Выследил Григория Моисеевича и убил некто Стрекальчук — залетный киллер, с которым Саламбек познакомился в ресторане. Стрекальчук недавно освободился, гастролировал по России, сшибал «легкую деньгу» где придется. Сговорились они на тридцати трех миллионах рублей. Двадцать три киллер получил сразу же, на следующий день после ресторанной встречи, в гостинице, где он остановился и снимал шикарный номер. В причины будущего убийства особо не вникал — значит, в чем-то провинился этот человек. Саламбек не сказал ему, кто он такой, этот пожилой мужик с умными глазами, а он не стал спрашивать — какая разница? Хороший ли, плохой, умный или дурак… Виноват перед денежными людьми — вот и все объяснение, вся мотивация. А работа есть работа.

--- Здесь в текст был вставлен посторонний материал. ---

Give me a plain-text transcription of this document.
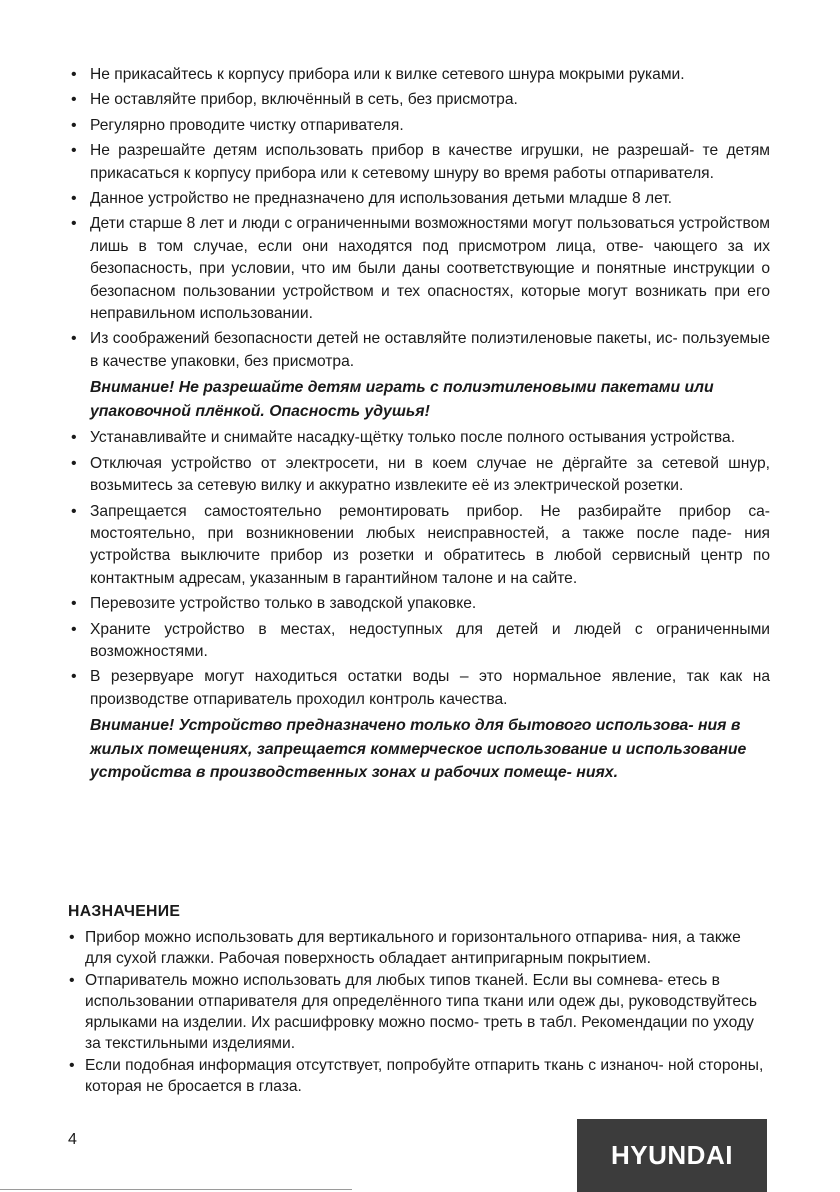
• Не прикасайтесь к корпусу прибора или к вилке сетевого шнура мокрыми руками.
• Не оставляйте прибор, включённый в сеть, без присмотра.
• Регулярно проводите чистку отпаривателя.
• Не разрешайте детям использовать прибор в качестве игрушки, не разрешай- те детям прикасаться к корпусу прибора или к сетевому шнуру во время работы отпаривателя.
• Данное устройство не предназначено для использования детьми младше 8 лет.
• Дети старше 8 лет и люди с ограниченными возможностями могут пользоваться устройством лишь в том случае, если они находятся под присмотром лица, отве- чающего за их безопасность, при условии, что им были даны соответствующие и понятные инструкции о безопасном пользовании устройством и тех опасностях, которые могут возникать при его неправильном использовании.
• Из соображений безопасности детей не оставляйте полиэтиленовые пакеты, ис- пользуемые в качестве упаковки, без присмотра.

Внимание! Не разрешайте детям играть с полиэтиленовыми пакетами или упаковочной плёнкой. Опасность удушья!

• Устанавливайте и снимайте насадку-щётку только после полного остывания устройства.
• Отключая устройство от электросети, ни в коем случае не дёргайте за сетевой шнур, возьмитесь за сетевую вилку и аккуратно извлеките её из электрической розетки.
• Запрещается самостоятельно ремонтировать прибор. Не разбирайте прибор са- мостоятельно, при возникновении любых неисправностей, а также после паде- ния устройства выключите прибор из розетки и обратитесь в любой сервисный центр по контактным адресам, указанным в гарантийном талоне и на сайте.
• Перевозите устройство только в заводской упаковке.
• Храните устройство в местах, недоступных для детей и людей с ограниченными возможностями.
• В резервуаре могут находиться остатки воды – это нормальное явление, так как на производстве отпариватель проходил контроль качества.

Внимание! Устройство предназначено только для бытового использова- ния в жилых помещениях, запрещается коммерческое использование и использование устройства в производственных зонах и рабочих помеще- ниях.

НАЗНАЧЕНИЕ
• Прибор можно использовать для вертикального и горизонтального отпарива- ния, а также для сухой глажки. Рабочая поверхность обладает антипригарным покрытием.
• Отпариватель можно использовать для любых типов тканей. Если вы сомнева- етесь в использовании отпаривателя для определённого типа ткани или одеж ды, руководствуйтесь ярлыками на изделии. Их расшифровку можно посмо- треть в табл. Рекомендации по уходу за текстильными изделиями.
• Если подобная информация отсутствует, попробуйте отпарить ткань с изнаноч- ной стороны, которая не бросается в глаза.
4
HYUNDAI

Убив Глухова в подъезде дома, Стрекальчук спокойно пошел прочь, бросил пистолет в мусорный бак возле приземистых железных гаражей, присыпал его для верности всяким хламом и двинулся совсем не в том направлении, о котором они договорились с Саламбеком. Стрекальчук знал, нутром чуял, да и опыт ему подсказывал, что, явись он за «своими» десятью недополученными «лимонами», живым ему не быть. Чеченцы обещали ему заплатить остальную сумму и отвезти на машине в аэропорт, откуда он спокойно может улететь на ридну свою Украину. Но Стрекальчук не первый уже раз убивал людей за деньги, знал о коварстве тех, кто нанимал таких, как он, потому всегда брал максимальный аванс, а за остальными не являлся.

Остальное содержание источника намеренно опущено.